CMStatistics 2018: Start Registration
View Submission - CMStatistics
Title: A graph approach to find the best grouping for each possible number of clusters Authors:  Cristian Gatu - Alexandru Ioan Cuza University of Iasi (Romania) [presenting]
Cornel Barna - University of York (Canada)
Ana Colubi - Justus Liebig University Giessen (Germany)
Erricos John Kontoghiorghes - Cyprus University of Technology and Birkbeck University of London, UK (Cyprus)

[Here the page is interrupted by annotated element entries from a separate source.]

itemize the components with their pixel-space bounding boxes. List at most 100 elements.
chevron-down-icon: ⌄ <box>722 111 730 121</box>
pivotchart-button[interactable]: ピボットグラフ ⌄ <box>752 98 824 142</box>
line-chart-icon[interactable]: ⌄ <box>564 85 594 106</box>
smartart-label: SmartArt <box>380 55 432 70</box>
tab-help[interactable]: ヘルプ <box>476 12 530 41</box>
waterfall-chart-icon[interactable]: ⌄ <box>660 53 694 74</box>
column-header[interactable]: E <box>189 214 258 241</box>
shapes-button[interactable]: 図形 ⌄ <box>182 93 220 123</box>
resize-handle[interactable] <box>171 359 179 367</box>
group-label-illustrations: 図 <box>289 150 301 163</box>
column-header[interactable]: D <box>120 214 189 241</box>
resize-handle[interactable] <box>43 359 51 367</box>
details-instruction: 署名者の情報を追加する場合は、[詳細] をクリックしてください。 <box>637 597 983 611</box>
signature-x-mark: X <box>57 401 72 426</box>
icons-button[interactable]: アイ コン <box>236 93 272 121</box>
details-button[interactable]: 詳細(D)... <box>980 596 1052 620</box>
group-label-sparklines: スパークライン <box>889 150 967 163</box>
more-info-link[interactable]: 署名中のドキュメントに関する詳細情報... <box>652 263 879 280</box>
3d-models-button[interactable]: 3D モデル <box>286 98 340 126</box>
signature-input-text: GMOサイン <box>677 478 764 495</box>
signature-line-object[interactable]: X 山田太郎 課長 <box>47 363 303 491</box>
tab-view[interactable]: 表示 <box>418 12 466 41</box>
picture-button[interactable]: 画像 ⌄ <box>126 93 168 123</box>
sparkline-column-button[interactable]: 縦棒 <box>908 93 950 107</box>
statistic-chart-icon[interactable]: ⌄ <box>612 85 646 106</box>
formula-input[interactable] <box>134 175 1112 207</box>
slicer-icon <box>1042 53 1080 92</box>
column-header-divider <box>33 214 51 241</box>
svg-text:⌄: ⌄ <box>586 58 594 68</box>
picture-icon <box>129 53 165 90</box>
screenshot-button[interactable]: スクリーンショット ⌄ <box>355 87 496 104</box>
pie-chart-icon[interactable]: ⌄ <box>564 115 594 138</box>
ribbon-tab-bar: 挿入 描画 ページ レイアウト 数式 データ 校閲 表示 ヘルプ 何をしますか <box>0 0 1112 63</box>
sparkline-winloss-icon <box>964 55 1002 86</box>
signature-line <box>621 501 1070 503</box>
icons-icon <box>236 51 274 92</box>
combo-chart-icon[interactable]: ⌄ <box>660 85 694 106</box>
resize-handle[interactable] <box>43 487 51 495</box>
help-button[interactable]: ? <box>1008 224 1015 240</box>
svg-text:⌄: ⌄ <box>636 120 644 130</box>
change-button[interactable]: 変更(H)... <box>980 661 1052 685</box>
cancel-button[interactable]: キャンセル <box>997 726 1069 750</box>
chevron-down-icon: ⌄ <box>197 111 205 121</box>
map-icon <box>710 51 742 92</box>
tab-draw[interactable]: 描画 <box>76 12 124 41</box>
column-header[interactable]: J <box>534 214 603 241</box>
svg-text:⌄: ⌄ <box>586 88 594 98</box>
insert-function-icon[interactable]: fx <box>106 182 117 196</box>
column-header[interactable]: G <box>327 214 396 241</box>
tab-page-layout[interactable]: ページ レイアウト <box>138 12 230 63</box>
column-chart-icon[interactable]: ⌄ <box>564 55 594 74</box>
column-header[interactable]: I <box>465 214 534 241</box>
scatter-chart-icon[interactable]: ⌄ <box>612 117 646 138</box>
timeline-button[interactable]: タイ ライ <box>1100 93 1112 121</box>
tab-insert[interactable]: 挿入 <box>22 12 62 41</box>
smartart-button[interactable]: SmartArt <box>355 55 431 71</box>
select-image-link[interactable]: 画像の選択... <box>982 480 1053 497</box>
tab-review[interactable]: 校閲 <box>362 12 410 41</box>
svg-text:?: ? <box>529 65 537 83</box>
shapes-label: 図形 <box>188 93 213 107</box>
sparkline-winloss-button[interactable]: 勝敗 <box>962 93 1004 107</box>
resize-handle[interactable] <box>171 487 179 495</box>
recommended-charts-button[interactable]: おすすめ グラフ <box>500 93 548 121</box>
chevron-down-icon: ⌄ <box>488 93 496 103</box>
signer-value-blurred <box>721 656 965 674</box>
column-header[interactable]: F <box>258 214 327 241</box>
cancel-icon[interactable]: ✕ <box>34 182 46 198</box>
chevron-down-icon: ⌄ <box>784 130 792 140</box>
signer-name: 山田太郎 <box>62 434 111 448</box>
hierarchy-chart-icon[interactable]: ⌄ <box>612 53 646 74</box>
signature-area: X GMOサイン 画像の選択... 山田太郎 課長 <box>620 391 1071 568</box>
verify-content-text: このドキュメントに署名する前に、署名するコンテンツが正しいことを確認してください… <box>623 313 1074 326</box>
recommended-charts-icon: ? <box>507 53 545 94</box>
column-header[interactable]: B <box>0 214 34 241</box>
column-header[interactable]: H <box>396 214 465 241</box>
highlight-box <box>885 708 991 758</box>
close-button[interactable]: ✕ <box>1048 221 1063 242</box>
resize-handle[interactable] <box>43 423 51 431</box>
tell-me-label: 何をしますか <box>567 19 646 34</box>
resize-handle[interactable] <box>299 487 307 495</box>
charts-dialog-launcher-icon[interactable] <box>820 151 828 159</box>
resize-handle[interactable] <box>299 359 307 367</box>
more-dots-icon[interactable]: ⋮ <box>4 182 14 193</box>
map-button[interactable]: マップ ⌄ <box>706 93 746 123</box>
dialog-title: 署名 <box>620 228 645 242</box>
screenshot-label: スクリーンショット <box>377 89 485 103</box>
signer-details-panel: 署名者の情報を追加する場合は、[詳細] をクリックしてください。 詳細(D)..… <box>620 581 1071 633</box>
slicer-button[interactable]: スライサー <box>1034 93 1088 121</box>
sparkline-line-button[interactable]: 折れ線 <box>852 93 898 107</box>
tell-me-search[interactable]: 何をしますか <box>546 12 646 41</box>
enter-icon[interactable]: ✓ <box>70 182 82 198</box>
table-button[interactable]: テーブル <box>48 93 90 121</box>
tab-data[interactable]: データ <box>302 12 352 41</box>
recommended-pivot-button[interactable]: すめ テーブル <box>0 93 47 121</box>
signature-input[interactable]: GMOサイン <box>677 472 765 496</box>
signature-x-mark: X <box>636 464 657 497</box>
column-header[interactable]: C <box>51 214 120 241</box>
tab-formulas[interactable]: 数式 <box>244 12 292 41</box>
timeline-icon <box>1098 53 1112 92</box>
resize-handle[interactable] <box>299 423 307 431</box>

Abstract: The unsupervised non-hierarchical clustering of a set of $n$ data points is a NP-problem. A theoretical approach to solve this problem is proposed. Specifically, a graph structure which can be employed to enumerate and evaluate all possibilities to cluster a number of observations is introduced. Any complete traversal of the graph generates all possible clustering solutions. The structure of the graph is exploited in order to design an efficient branch-and-bound algorithm that finds the optimal clustering solution without traversing the whole graph. A heuristic version of the branch-and-bound algorithm that reduces the execution time at the expense of the solution quality is also presented. In addition, a $p$-combination method that considers at each level of the graph not all, but only the best $p$ groupings is also investigated. The Ward method is a special case for $p=1$. This allows for trading between exploration and computational efficiency. Experimental results are presented and analyzed. The new theoretical solution gives an insight to the clustering problem that could be the foundation for further developments on clustering related problems.